Critical Analysis of Louise Erdrich’s The Red Convertible

Critical Analysis of Louise Erdrich’s The Red Convertible

In what way can a Native American describe his and his brother’s life that has been interrupted with white American values? Louise Erdrich, an American author whose Indian roots are evident in her writing, tells such story of two brothers who experienced life of delight and desolation through an automobile. The red Olds, as described by the narrator, is a red convertible that centers the whole story in Louise Erdrich’s The Red Convertible. We are taken to the life of Lyman and his brother Henry from which the red automobile symbolized both their happiness and their misery. The car depicted how both brothers have been happy to share joyful moments when they drove it together. However, the ideals of the car also brought them misery as Lyman lost his brother to death as the latter lost his identity. To sum, the red convertible depicts the life of Native Americans in the reservation who tries to take possession of white American ideals of wealth yet realize that it is not who they are after all.
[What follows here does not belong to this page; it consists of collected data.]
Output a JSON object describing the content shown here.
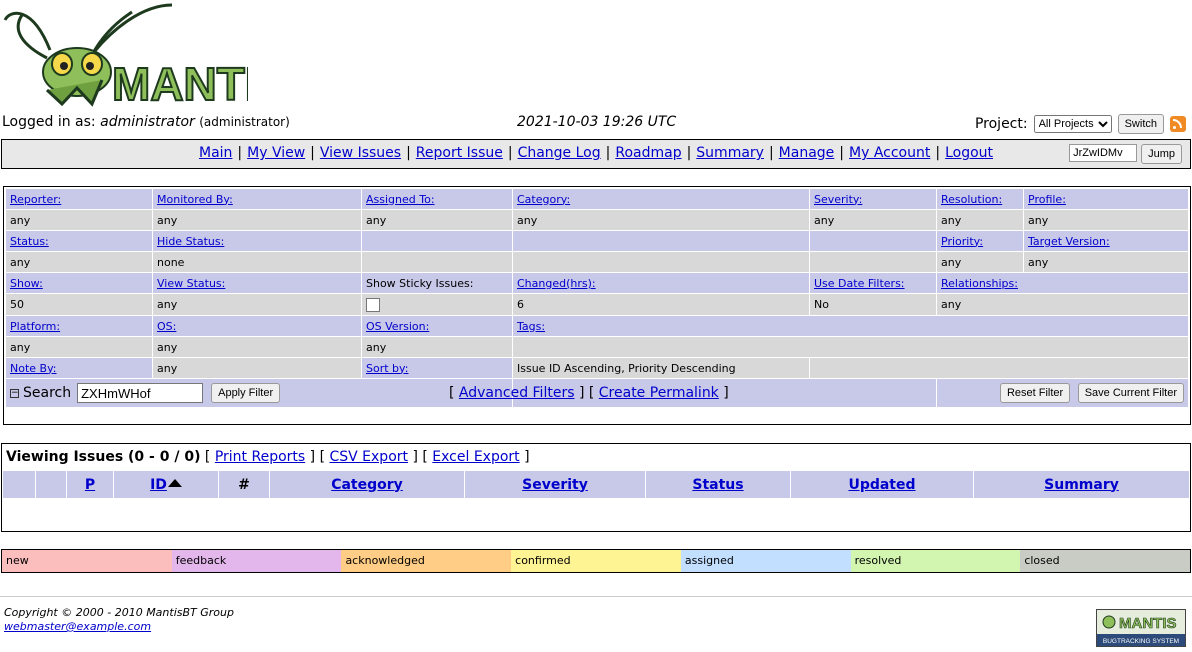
{
  "logo": {
    "text": "MANTIS"
  },
  "login": {
    "prefix": "Logged in as: ",
    "username": "administrator",
    "role": "(administrator)",
    "datetime": "2021-10-03 19:26 UTC",
    "project_label": "Project:",
    "project_value": "All Projects",
    "switch_label": "Switch"
  },
  "menu": {
    "items": [
      "Main",
      "My View",
      "View Issues",
      "Report Issue",
      "Change Log",
      "Roadmap",
      "Summary",
      "Manage",
      "My Account",
      "Logout"
    ],
    "jump_value": "JrZwIDMv",
    "jump_label": "Jump"
  },
  "filters": {
    "reporter": "Reporter:",
    "reporter_v": "any",
    "monitored": "Monitored By:",
    "monitored_v": "any",
    "assigned": "Assigned To:",
    "assigned_v": "any",
    "category": "Category:",
    "category_v": "any",
    "severity": "Severity:",
    "severity_v": "any",
    "resolution": "Resolution:",
    "resolution_v": "any",
    "profile": "Profile:",
    "profile_v": "any",
    "status": "Status:",
    "status_v": "any",
    "hide_status": "Hide Status:",
    "hide_status_v": "none",
    "priority": "Priority:",
    "priority_v": "any",
    "target": "Target Version:",
    "target_v": "any",
    "show": "Show:",
    "show_v": "50",
    "view_status": "View Status:",
    "view_status_v": "any",
    "sticky": "Show Sticky Issues:",
    "changed": "Changed(hrs):",
    "changed_v": "6",
    "date_filters": "Use Date Filters:",
    "date_filters_v": "No",
    "relationships": "Relationships:",
    "relationships_v": "any",
    "platform": "Platform:",
    "platform_v": "any",
    "os": "OS:",
    "os_v": "any",
    "os_version": "OS Version:",
    "os_version_v": "any",
    "tags": "Tags:",
    "note_by": "Note By:",
    "note_by_v": "any",
    "sort_by": "Sort by:",
    "sort_by_v": "Issue ID Ascending, Priority Descending",
    "search_label": "Search",
    "search_value": "ZXHmWHof",
    "apply": "Apply Filter",
    "advanced": "Advanced Filters",
    "permalink": "Create Permalink",
    "reset": "Reset Filter",
    "save": "Save Current Filter"
  },
  "issues": {
    "title": "Viewing Issues (0 - 0 / 0)",
    "print": "Print Reports",
    "csv": "CSV Export",
    "excel": "Excel Export",
    "columns": [
      "",
      "",
      "P",
      "ID",
      "#",
      "Category",
      "Severity",
      "Status",
      "Updated",
      "Summary"
    ]
  },
  "legend": [
    {
      "label": "new",
      "color": "#fcbdbd"
    },
    {
      "label": "feedback",
      "color": "#e3b7eb"
    },
    {
      "label": "acknowledged",
      "color": "#ffcd85"
    },
    {
      "label": "confirmed",
      "color": "#fff494"
    },
    {
      "label": "assigned",
      "color": "#c2dfff"
    },
    {
      "label": "resolved",
      "color": "#d2f5b0"
    },
    {
      "label": "closed",
      "color": "#c9ccc4"
    }
  ],
  "footer": {
    "copyright": "Copyright © 2000 - 2010 MantisBT Group",
    "email": "webmaster@example.com",
    "badge_top": "MANTIS",
    "badge_bottom": "BUGTRACKING SYSTEM"
  }
}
Louise Erdrich starts her short story with Lyman as the first one to own a car in his community, the Reservation. The author also goes on to describe how Lyman owns the car with his brother Henry “until his boots filled with water on a windy night and he bought out my share” (Erdrich, 103). It was not until later in the story that the reader would understand that the narrator meant that his brother dived off the river, died, and then the car went with him as Lyman pushed it off, too. The reader would not realize what had happened to Henry at first because the narrator shifts the mood of his story to the excitement of how they first brought the car. No one is to ask them why they had brought the car. They had the money (cash for Lyman and check for Henry). All reasons are left out especially when they saw the car “reposed, calm and gleaming, a FOR SALE sign in its left front window” (Erdrich, 104). Such depiction of the car would only illustrate how this new generation of Native Americans like Henry and Lyman are all but amazed with the representation of wealth that the White Americans implied to them. The car, the red Oldsmobile, has to represent the wealth and luxury that white Americans have instilled to these natives. The characters of the story also provide evidence as to how this car is represented as a source of happiness for them. The summer before Henry went to the war in Vietnam is described as a happy moment for both the brothers.

Then the demise of Henry starts to unfold when he went home from the war. When he came home, though, Henry was very different, and I’ll say this: the change was no good (Erdrich, 107). The changes in Henry were all too difficult to handle. He was mean and jumpy. The war made him a changed man. Lyman thought that the car could bring him back the joy just like the old times: “I thought the car might bring the old Henry back somehow. So I bided my time and waited for my chance to interest him in the vehicle” (Erdrich, 109). When Lyman wrecked the car, it all represents Henry’s desolation as well. Although Lyman is not the source of Henry’s unhappiness, the wrecked car represents how Henry lost the sense of joy; and Lyman wanted to signify it to his brother that this car is like him: destroyed and a “piece of junk”. As Henry was fixing the car, the author may have to imply that he is recovering. The narrator seems to depict such implication as well especially that his brother spends little time in the TV and more time in fixing the car. Again, it is from this thought that the readers are brought to the significance of the car to perhaps repair Henry and bring the happiness back to the brothers’ lives. However, this was not the case especially when Lyman says, “he was such a loner now that I didn’t know how to take it” (Erdrich, 110). These lines would have to suggest the deeper meaning of the car at this moment of the brothers’ lives. The car was the symbol of Henry’s desolation at this state. Henry’s fixing of the car may have to represent his recovery, but this was not the result after all. The car only made Henry lonelier and even more isolated from the rest of his family and the community. The car, just like him, does not belong to this Native Indian neighborhood. It was all too foreign, all too white. The car’s red color represents Henry as an Indian in the outside but still the car’s engine is like Henry being another person (perhaps a White) in the inside. Henry, who went home after the war, became a different person that he lost his identity as a Native Indian. Just like this red Olds, Henry no longer belonged to being an Indian whose ties to the family and friends are close. He was a loner, and the fixed car brings back how the car also represents its seclusion from the community.

Louise Erdrich’s The Red Convertible represents happiness and sadness of two brothers in an Indian reservation community. In the beginning, the car represents the happiness that two brothers share as the car can take them to places and made them laugh together. As the story unfolds, however, the readers are to realize that this car represents the lives of two brothers being wrecked by their possession of an American symbol of wealth and happiness. This was a story that reveals how a Red Olds represent the Indians like Lyman and Henry who lost their own values after possessing a red convertible.

Works Cited

Erdrich, Louise. “The Red Convertible”. In Growing Up Ethnic In America: contemporary fiction about learning to be American. Ed. Gillan,M.M. & Gillan, J. New York, NY: Penguin Books. 1999.